Review of the Time Out check off operating room case records for Pts. #1, #2 and #3, indicated that documentation confirmed that the sterility criteria was met as evidenced by an answer of yes for all entries.

The Sterilization Log ( list of surgical trays sterilized in the autoclave), for Sterilizer #1, Load #3, #4 and #5 was reviewed. Load #3, the sterilizer tape (record of sterilization) indicated the load was cycle #9489, Load #4 lacked a sterilizer tape, Load #5 sterilizer tape indicated the load was cycle #9490. By record of sterilization, Load #4 was never sterilized.

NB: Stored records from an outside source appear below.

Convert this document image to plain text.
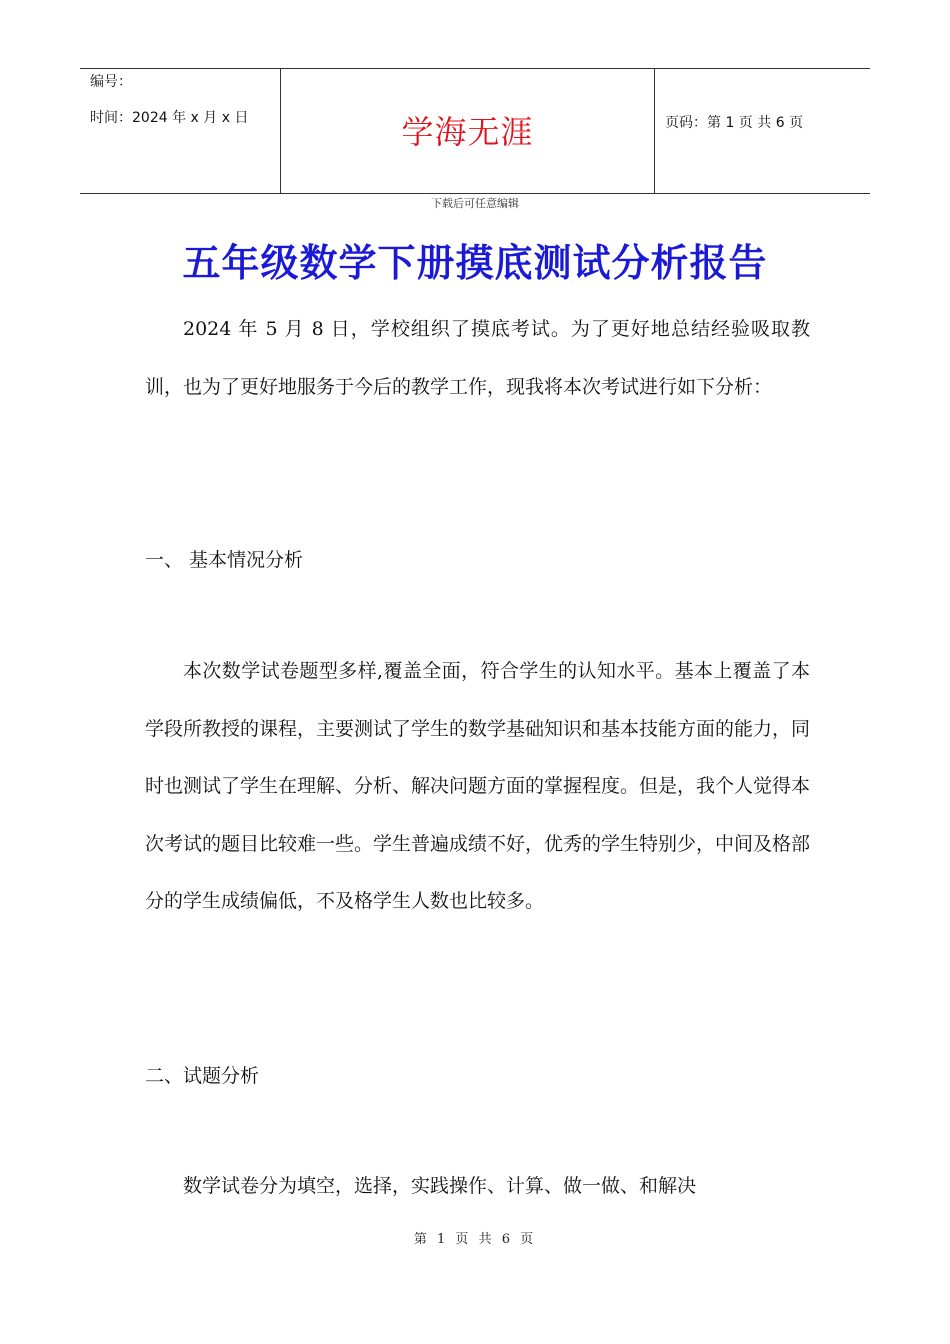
编号：
时间：2024 年 x 月 x 日	学海无涯	页码：第 1 页 共 6 页
下载后可任意编辑
五年级数学下册摸底测试分析报告

2024 年 5 月 8 日，学校组织了摸底考试。为了更好地总结经验吸取教训，也为了更好地服务于今后的教学工作，现我将本次考试进行如下分析：

一、 基本情况分析

本次数学试卷题型多样,覆盖全面，符合学生的认知水平。基本上覆盖了本学段所教授的课程，主要测试了学生的数学基础知识和基本技能方面的能力，同时也测试了学生在理解、分析、解决问题方面的掌握程度。但是，我个人觉得本次考试的题目比较难一些。学生普遍成绩不好，优秀的学生特别少，中间及格部分的学生成绩偏低，不及格学生人数也比较多。

二、试题分析

数学试卷分为填空，选择，实践操作、计算、做一做、和解决

第 1 页 共 6 页
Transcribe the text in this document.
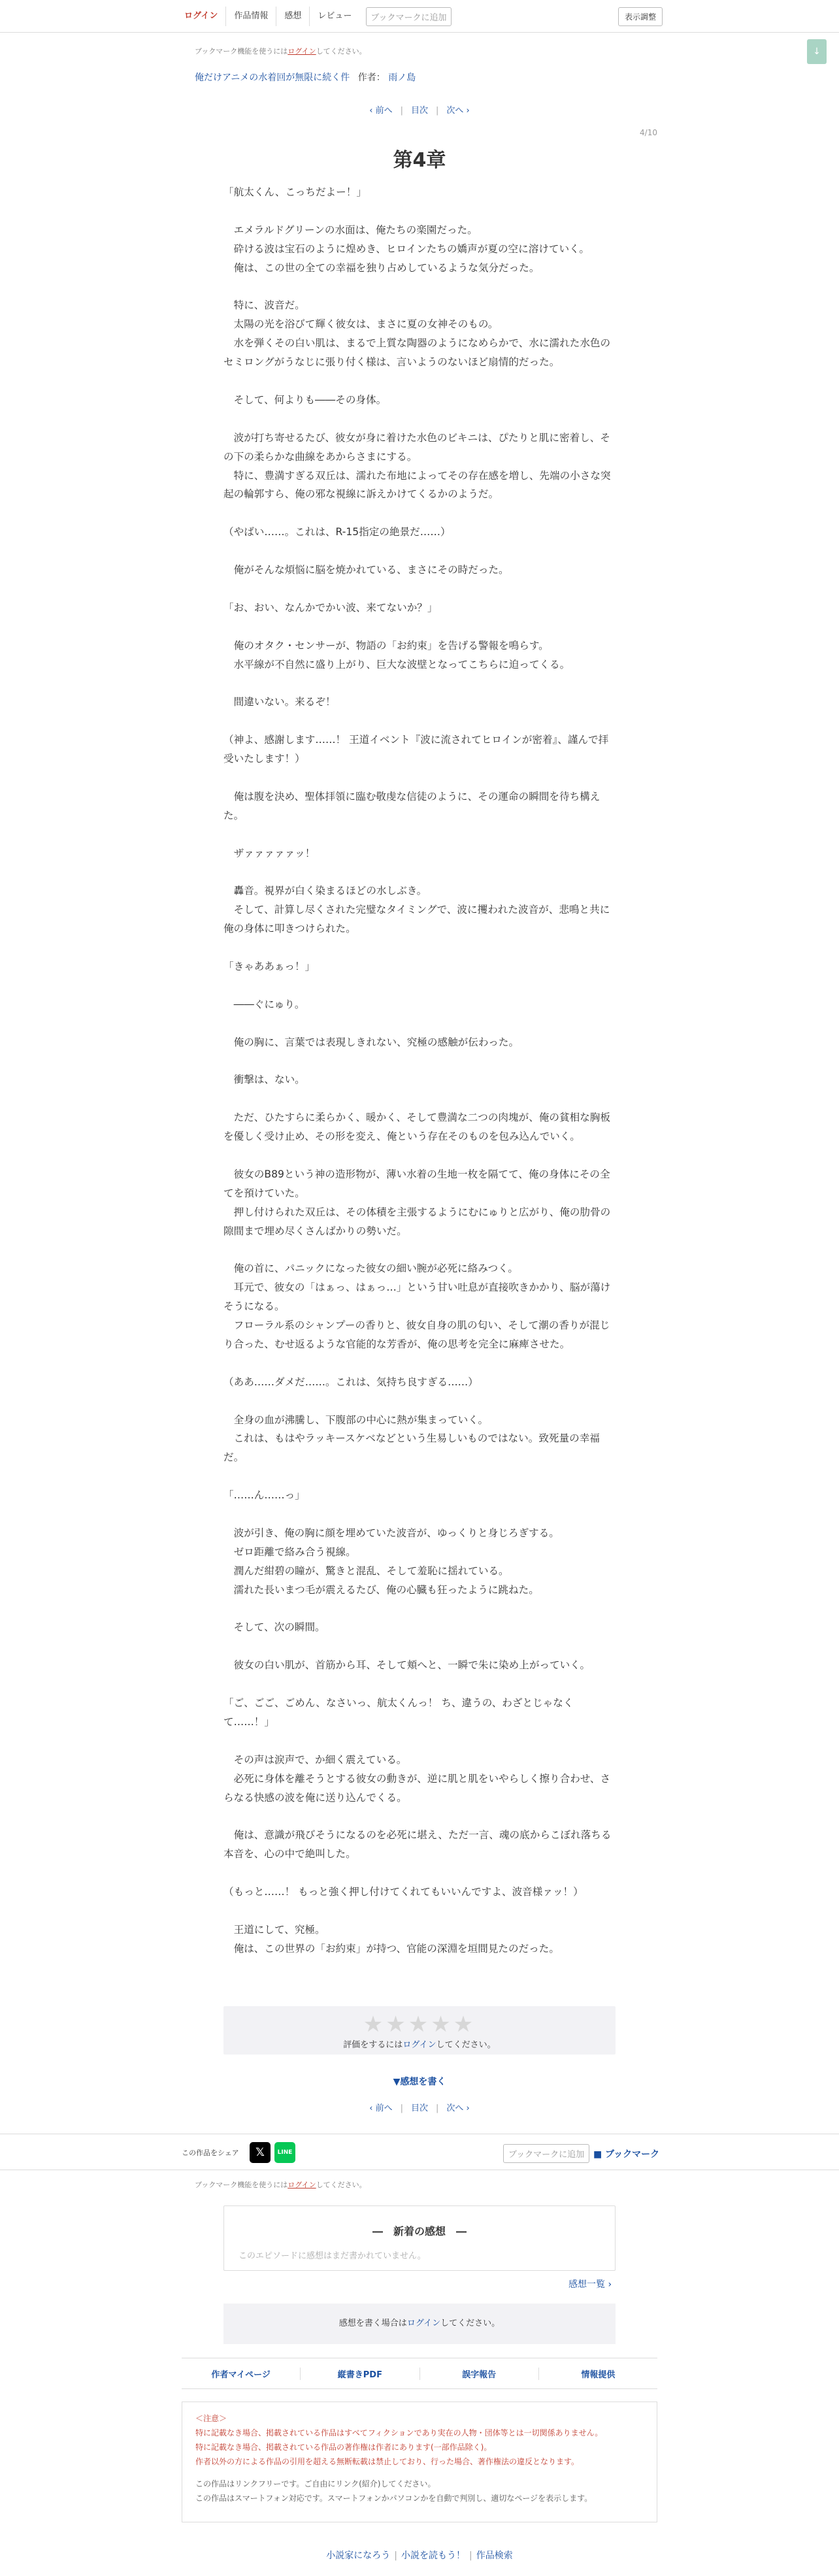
ログイン	作品情報	感想	レビュー	ブックマークに追加	表示調整
ブックマーク機能を使うにはログインしてください。	↓
俺だけアニメの水着回が無限に続く件 作者： 雨ノ島
‹ 前へ | 目次 | 次へ ›
4/10
第4章

「航太くん、こっちだよー！」

　エメラルドグリーンの水面は、俺たちの楽園だった。

　砕ける波は宝石のように煌めき、ヒロインたちの嬌声が夏の空に溶けていく。

　俺は、この世の全ての幸福を独り占めしているような気分だった。

　特に、波音だ。

　太陽の光を浴びて輝く彼女は、まさに夏の女神そのもの。

　水を弾くその白い肌は、まるで上質な陶器のようになめらかで、水に濡れた水色のセミロングがうなじに張り付く様は、言いようのないほど扇情的だった。

　そして、何よりも――その身体。

　波が打ち寄せるたび、彼女が身に着けた水色のビキニは、ぴたりと肌に密着し、その下の柔らかな曲線をあからさまにする。

　特に、豊満すぎる双丘は、濡れた布地によってその存在感を増し、先端の小さな突起の輪郭すら、俺の邪な視線に訴えかけてくるかのようだ。

（やばい……。これは、R-15指定の絶景だ……）

　俺がそんな煩悩に脳を焼かれている、まさにその時だった。

「お、おい、なんかでかい波、来てないか？」

　俺のオタク・センサーが、物語の「お約束」を告げる警報を鳴らす。

　水平線が不自然に盛り上がり、巨大な波壁となってこちらに迫ってくる。

　間違いない。来るぞ！

（神よ、感謝します……！ 王道イベント『波に流されてヒロインが密着』、謹んで拝受いたします！）

　俺は腹を決め、聖体拝領に臨む敬虔な信徒のように、その運命の瞬間を待ち構えた。

　ザァァァァァッ！

　轟音。視界が白く染まるほどの水しぶき。

　そして、計算し尽くされた完璧なタイミングで、波に攫われた波音が、悲鳴と共に俺の身体に叩きつけられた。

「きゃああぁっ！」

　――ぐにゅり。

　俺の胸に、言葉では表現しきれない、究極の感触が伝わった。

　衝撃は、ない。

　ただ、ひたすらに柔らかく、暖かく、そして豊満な二つの肉塊が、俺の貧相な胸板を優しく受け止め、その形を変え、俺という存在そのものを包み込んでいく。

　彼女のB89という神の造形物が、薄い水着の生地一枚を隔てて、俺の身体にその全てを預けていた。

　押し付けられた双丘は、その体積を主張するようにむにゅりと広がり、俺の肋骨の隙間まで埋め尽くさんばかりの勢いだ。

　俺の首に、パニックになった彼女の細い腕が必死に絡みつく。

　耳元で、彼女の「はぁっ、はぁっ…」という甘い吐息が直接吹きかかり、脳が蕩けそうになる。

　フローラル系のシャンプーの香りと、彼女自身の肌の匂い、そして潮の香りが混じり合った、むせ返るような官能的な芳香が、俺の思考を完全に麻痺させた。

（ああ……ダメだ……。これは、気持ち良すぎる……）

　全身の血が沸騰し、下腹部の中心に熱が集まっていく。

　これは、もはやラッキースケベなどという生易しいものではない。致死量の幸福だ。

「……ん……っ」

　波が引き、俺の胸に顔を埋めていた波音が、ゆっくりと身じろぎする。

　ゼロ距離で絡み合う視線。

　潤んだ紺碧の瞳が、驚きと混乱、そして羞恥に揺れている。

　濡れた長いまつ毛が震えるたび、俺の心臓も狂ったように跳ねた。

　そして、次の瞬間。

　彼女の白い肌が、首筋から耳、そして頬へと、一瞬で朱に染め上がっていく。

「ご、ごご、ごめん、なさいっ、航太くんっ！ ち、違うの、わざとじゃなくて……！」

　その声は涙声で、か細く震えている。

　必死に身体を離そうとする彼女の動きが、逆に肌と肌をいやらしく擦り合わせ、さらなる快感の波を俺に送り込んでくる。

　俺は、意識が飛びそうになるのを必死に堪え、ただ一言、魂の底からこぼれ落ちる本音を、心の中で絶叫した。

（もっと……！ もっと強く押し付けてくれてもいいんですよ、波音様ァッ！）

　王道にして、究極。

　俺は、この世界の「お約束」が持つ、官能の深淵を垣間見たのだった。

★★★★★
評価をするにはログインしてください。
▼感想を書く
‹ 前へ | 目次 | 次へ ›
この作品をシェア	𝕏	LINE	ブックマークに追加 ■ ブックマーク
ブックマーク機能を使うにはログインしてください。
―　新着の感想　―
このエピソードに感想はまだ書かれていません。
感想一覧 ›
感想を書く場合はログインしてください。
作者マイページ	縦書きPDF	誤字報告	情報提供
＜注意＞
特に記載なき場合、掲載されている作品はすべてフィクションであり実在の人物・団体等とは一切関係ありません。
特に記載なき場合、掲載されている作品の著作権は作者にあります(一部作品除く)。
作者以外の方による作品の引用を超える無断転載は禁止しており、行った場合、著作権法の違反となります。
この作品はリンクフリーです。ご自由にリンク(紹介)してください。
この作品はスマートフォン対応です。スマートフォンかパソコンかを自動で判別し、適切なページを表示します。
小説家になろう | 小説を読もう！ | 作品検索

On 10/1/13, at 11:08 A.M., the Surveyor interviewed the Director of Infection Control. The Director of Infection Control said that when the Hospital could not be assured the instrument sets had been autoclaved, Pts. #1, #2 and #3 were consulted by the Infectious Disease Specialist for follow-up care. Pts. #1, #2 and #3 were prescribed a course of antibiotic therapy and Pt. #1 was returned to the Operating Room for debridement and exchange of the joint liner.